« Si j’ai mis ma fille dans une bouée et que je l’ai poussée dans l’eau, c’est pour son avenir » : l’horizon bouché de cette jeunesse du Maroc qui veut rejoindre l’Europe est une réalité poignante. En effet, nombreux sont les jeunes Marocains qui, malgré leurs diplômes et compétences, se sentent pris au piège dans un pays où les opportunités d’emploi sont rares et souvent mal rémunérées.

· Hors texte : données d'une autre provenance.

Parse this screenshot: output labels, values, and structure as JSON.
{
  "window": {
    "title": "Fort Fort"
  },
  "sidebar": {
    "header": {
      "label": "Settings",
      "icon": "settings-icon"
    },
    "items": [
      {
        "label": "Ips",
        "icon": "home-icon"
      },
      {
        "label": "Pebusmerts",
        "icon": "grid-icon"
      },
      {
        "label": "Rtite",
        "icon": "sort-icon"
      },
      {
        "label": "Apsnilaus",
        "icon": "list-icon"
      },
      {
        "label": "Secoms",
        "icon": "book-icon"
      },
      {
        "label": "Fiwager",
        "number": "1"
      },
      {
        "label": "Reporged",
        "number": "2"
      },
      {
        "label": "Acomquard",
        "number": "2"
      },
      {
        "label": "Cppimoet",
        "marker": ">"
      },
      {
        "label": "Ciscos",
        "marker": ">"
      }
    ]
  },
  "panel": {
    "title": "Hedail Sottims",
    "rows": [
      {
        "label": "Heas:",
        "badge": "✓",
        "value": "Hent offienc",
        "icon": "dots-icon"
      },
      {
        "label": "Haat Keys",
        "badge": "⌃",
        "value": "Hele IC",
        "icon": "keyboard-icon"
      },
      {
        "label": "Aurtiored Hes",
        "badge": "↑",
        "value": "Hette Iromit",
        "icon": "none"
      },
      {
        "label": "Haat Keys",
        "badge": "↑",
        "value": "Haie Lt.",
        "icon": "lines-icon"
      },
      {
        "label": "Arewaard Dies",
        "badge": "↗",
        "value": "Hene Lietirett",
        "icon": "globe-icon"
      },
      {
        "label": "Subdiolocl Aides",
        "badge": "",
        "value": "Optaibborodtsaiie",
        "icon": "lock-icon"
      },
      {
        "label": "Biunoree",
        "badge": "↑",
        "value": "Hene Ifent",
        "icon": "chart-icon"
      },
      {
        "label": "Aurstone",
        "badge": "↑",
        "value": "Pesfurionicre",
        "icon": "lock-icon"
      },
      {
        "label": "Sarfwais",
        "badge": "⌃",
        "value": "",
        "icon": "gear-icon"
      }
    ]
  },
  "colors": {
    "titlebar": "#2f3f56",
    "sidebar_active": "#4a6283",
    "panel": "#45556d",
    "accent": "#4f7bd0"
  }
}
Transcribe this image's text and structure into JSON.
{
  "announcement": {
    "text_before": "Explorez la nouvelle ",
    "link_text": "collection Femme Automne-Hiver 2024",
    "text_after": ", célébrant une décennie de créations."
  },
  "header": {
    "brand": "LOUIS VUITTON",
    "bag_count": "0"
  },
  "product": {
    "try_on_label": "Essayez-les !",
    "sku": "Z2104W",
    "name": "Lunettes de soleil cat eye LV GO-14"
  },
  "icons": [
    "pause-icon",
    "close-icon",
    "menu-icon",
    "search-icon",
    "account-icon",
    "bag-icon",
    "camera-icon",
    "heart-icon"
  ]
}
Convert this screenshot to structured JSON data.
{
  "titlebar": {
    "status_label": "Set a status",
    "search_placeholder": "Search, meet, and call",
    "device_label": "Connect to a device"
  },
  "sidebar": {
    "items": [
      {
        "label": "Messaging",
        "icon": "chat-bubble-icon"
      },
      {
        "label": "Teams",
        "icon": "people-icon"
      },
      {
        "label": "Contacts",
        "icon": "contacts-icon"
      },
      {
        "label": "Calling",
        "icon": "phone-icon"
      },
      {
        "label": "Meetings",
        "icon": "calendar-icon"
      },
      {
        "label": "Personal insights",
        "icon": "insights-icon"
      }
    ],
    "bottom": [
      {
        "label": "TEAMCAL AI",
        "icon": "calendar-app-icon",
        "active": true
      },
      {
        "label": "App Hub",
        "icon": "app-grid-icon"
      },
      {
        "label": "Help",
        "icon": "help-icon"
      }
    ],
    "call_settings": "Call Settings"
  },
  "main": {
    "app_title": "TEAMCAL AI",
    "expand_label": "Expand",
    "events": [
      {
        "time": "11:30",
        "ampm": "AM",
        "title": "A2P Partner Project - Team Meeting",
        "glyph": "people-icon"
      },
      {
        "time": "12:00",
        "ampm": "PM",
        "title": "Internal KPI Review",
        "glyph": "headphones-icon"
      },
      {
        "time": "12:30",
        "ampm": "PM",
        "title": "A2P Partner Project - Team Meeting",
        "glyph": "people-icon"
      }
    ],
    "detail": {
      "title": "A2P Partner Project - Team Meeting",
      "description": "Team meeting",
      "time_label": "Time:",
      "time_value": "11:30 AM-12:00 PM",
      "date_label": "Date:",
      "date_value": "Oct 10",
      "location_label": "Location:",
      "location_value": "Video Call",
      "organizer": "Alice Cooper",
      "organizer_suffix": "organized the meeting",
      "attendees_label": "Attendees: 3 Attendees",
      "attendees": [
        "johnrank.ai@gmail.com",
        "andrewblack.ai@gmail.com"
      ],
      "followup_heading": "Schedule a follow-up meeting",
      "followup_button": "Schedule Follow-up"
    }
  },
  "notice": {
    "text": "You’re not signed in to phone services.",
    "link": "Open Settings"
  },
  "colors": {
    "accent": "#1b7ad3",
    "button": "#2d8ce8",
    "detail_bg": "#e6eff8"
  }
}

Un avenir incertain pour les jeunes diplômés
Une anecdote raconte qu’un jeune ingénieur a décroché un poste tant convoité. Pourtant, son salaire ne lui permettait pas de couvrir les frais de base. C’est pourquoi, face à une telle précarité, beaucoup envisagent de quitter le pays. Notons que cette tendance est en hausse, et ce, malgré les risques associés à l’émigration clandestine.
Les raisons de cet exode
Plusieurs facteurs expliquent ce phénomène. À cela s’ajoute le coût de la vie élevé qui rend l’autonomie financière difficile à atteindre. De plus, les politiques économiques actuelles ne semblent pas offrir de solutions viables pour améliorer la situation.
- Salaires bas
- Chômage élevé
- Coût de la vie prohibitif
Les conséquences de cette situation
Il convient de souligner les impacts sociaux et économiques de cette fuite des cerveaux. D’une part, le pays perd une partie de sa main-d’œuvre la plus qualifiée. D’autre part, les familles se retrouvent souvent dispersées, ce qui peut entraîner des répercussions psychologiques importantes.
Le rôle des gouvernements
Pourtant, des mesures peuvent être prises pour inverser cette tendance. Les gouvernements doivent non seulement créer des emplois mais aussi améliorer les conditions de travail et de rémunération. Cela pourrait encourager les jeunes à envisager un avenir au sein de leur pays d’origine.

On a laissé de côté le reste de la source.